Recent studies have shown the role of tissue factor in triggering acute coronary syndrome, that allows us to consider it as a new biomarker of risk for coronary heart disease and myocardial infarction. The level of tissue factor serum was significantly higher in patients with coronary heart disease than in the general population. According to data obtained H. Soejima and co-workers in 1999 23, the growth of levels of tissue factor is one of the predictive factors of cardiovascular events.
In this study, the level of tissue factor serum was significantly higher in patients with coronary heart disease - carriers G603G genotype compared with native A603A genotype. This, apparently, shows the presence of ischemic heart disease patients - homozygous carriers of G allele of the gene in tissue factor procoagulant chronic status.
The intact endothelium prevented direct contact with the bloodstream of tissue factor. In the case of activation of immune inflammation in the vessel wall the endothelial damage occur. The result is the release into the bloodstream of a large amount of tissue factor and start the coagulation cascade 24, 25.
This G603G genotype was associated with unfavorable features of CHD described above. Perhaps this is due to increasing levels of tissue factor with formation of chronic procoagulant status and increased risk of thrombosis.

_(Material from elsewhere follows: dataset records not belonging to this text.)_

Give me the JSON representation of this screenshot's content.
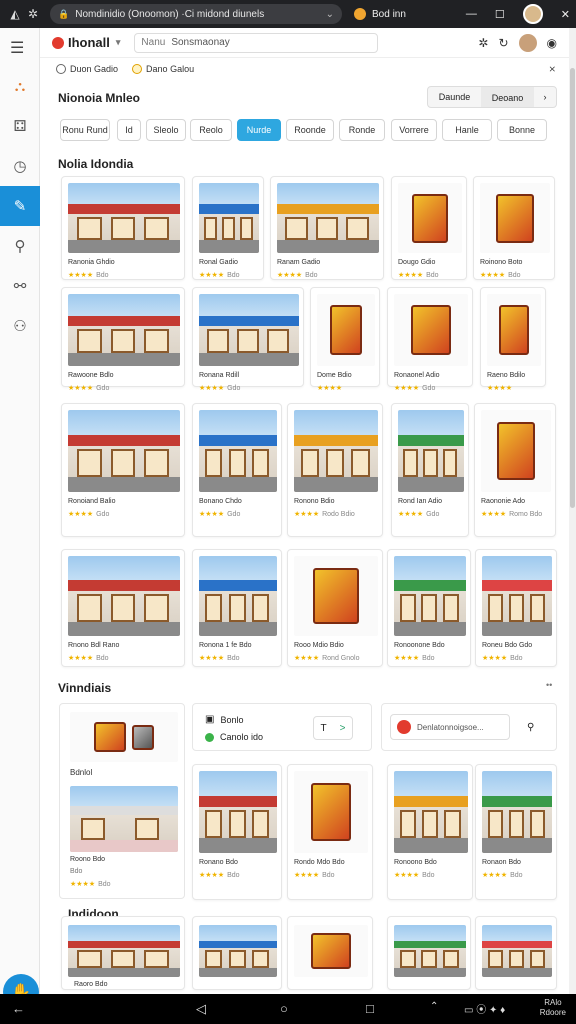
{
  "browser": {
    "url_text": "Nomdinidio (Onoomon) ·Ci midond diunels",
    "tab_title": "Bod inn"
  },
  "header": {
    "logo_text": "Ihonall",
    "search_prefix": "Nanu",
    "search_value": "Sonsmaonay"
  },
  "subbar": {
    "chip1": "Duon Gadio",
    "chip2": "Dano Galou"
  },
  "section1": {
    "title": "Nionoia Mnleo",
    "sort_options": [
      "Daunde",
      "Deoano"
    ],
    "filters": [
      {
        "label": "Ronu Rund",
        "active": false
      },
      {
        "label": "Id",
        "active": false
      },
      {
        "label": "Sleolo",
        "active": false
      },
      {
        "label": "Reolo",
        "active": false
      },
      {
        "label": "Nurde",
        "active": true
      },
      {
        "label": "Roonde",
        "active": false
      },
      {
        "label": "Ronde",
        "active": false
      },
      {
        "label": "Vorrere",
        "active": false
      },
      {
        "label": "Hanle",
        "active": false
      },
      {
        "label": "Bonne",
        "active": false
      }
    ]
  },
  "section2": {
    "title": "Nolia Idondia"
  },
  "cards_row1": [
    {
      "title": "Ranonia Ghdio",
      "rating": "Bdo"
    },
    {
      "title": "Ronal Gadio",
      "rating": "Bdo"
    },
    {
      "title": "Ranam Gadio",
      "rating": "Bdo"
    },
    {
      "title": "Dougo Gdio",
      "rating": "Bdo"
    },
    {
      "title": "Roinono Boto",
      "rating": "Bdo"
    }
  ],
  "cards_row2": [
    {
      "title": "Rawoone Bdlo",
      "rating": "Gdo"
    },
    {
      "title": "Ronana Rdill",
      "rating": "Gdo"
    },
    {
      "title": "Dome Bdio",
      "rating": ""
    },
    {
      "title": "Ronaonel Adio",
      "rating": "Gdo"
    },
    {
      "title": "Raeno Bdilo",
      "rating": ""
    }
  ],
  "cards_row3": [
    {
      "title": "Ronoiand Balio",
      "rating": "Gdo"
    },
    {
      "title": "Bonano Chdo",
      "rating": "Gdo"
    },
    {
      "title": "Ronono Bdio",
      "rating": "Rodo Bdio"
    },
    {
      "title": "Rond Ian Adio",
      "rating": "Gdo"
    },
    {
      "title": "Raononie Ado",
      "rating": "Romo Bdo"
    }
  ],
  "cards_row4": [
    {
      "title": "Rnono Bdl Rano",
      "rating": "Bdo"
    },
    {
      "title": "Ronona 1 fe Bdo",
      "rating": "Bdo"
    },
    {
      "title": "Rooo Mdio Bdio",
      "rating": "Rond Gnolo"
    },
    {
      "title": "Ronoonone Bdo",
      "rating": "Bdo"
    },
    {
      "title": "Roneu Bdo Gdo",
      "rating": "Bdo"
    }
  ],
  "section3": {
    "title": "Vinndiais"
  },
  "panel_left": {
    "label": "Bdnlol"
  },
  "panel_mid": {
    "item1": "Bonlo",
    "item2": "Canolo ido",
    "nav_left": "T",
    "nav_right": ">"
  },
  "panel_search": {
    "placeholder": "Denlatonnoigsoe..."
  },
  "cards_row5": [
    {
      "title": "Roono Bdo",
      "rating": "Bdo"
    },
    {
      "title": "Ronano Bdo",
      "rating": "Bdo"
    },
    {
      "title": "Rondo Mdo Bdo",
      "rating": "Bdo"
    },
    {
      "title": "Ronoono Bdo",
      "rating": "Bdo"
    },
    {
      "title": "Ronaon Bdo",
      "rating": "Bdo"
    }
  ],
  "section4": {
    "title": "Indidoon"
  },
  "footer_card": {
    "title": "Raoro Bdo"
  },
  "status": {
    "time": "RAlo",
    "date": "Rdoore"
  },
  "colors": {
    "accent": "#1a8fd8",
    "pill_active": "#2ea7e0",
    "star": "#f0b400",
    "brand": "#e23b2e"
  }
}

As shown above, the combination of L162V genotype L162V polymorphism of PPAR-α and G603G genotype A603G polymorphism of tissue factor alone was associated with an increased risk of coronary heart disease. These results can be explained by the fact that one of the most important pathophysiological pathways activate PPAR-α is the suppression of expression of tissue factor 14. It is known that L162V polymorphism PPAR-α decreases the affinity of the receptor to the corresponding ligands, which not only leads to disturbances of lipid metabolism, and activation mechanisms of immune inflammation in the vascular wall, but also prevents the inhibition of the expression of tissue factor, which is already high in carriers prognostically G603G unfavorable genotype tissue factor gene. As a result of increased procoagulant potential of circulating blood.
Thus, it inhibits the ability of PPAR-α to reduce the expression of tissue factor by inhibition of NF-κB pathophysiological way 26. This, in turn, leads to an increase prokoagulyat and proinflammatory properties of blood plasma in patients with coronary heart disease - carriers of the above-mentioned adverse prognostic paired combinations of genotypes.
Conclusion
A carriage of V allele of L162V polymorphism of PPAR-α gene and G allele of A603G polymorphism of tissue factor gene, as well as their combination are associated with an increased CHD risk, especially at age 45 years or less.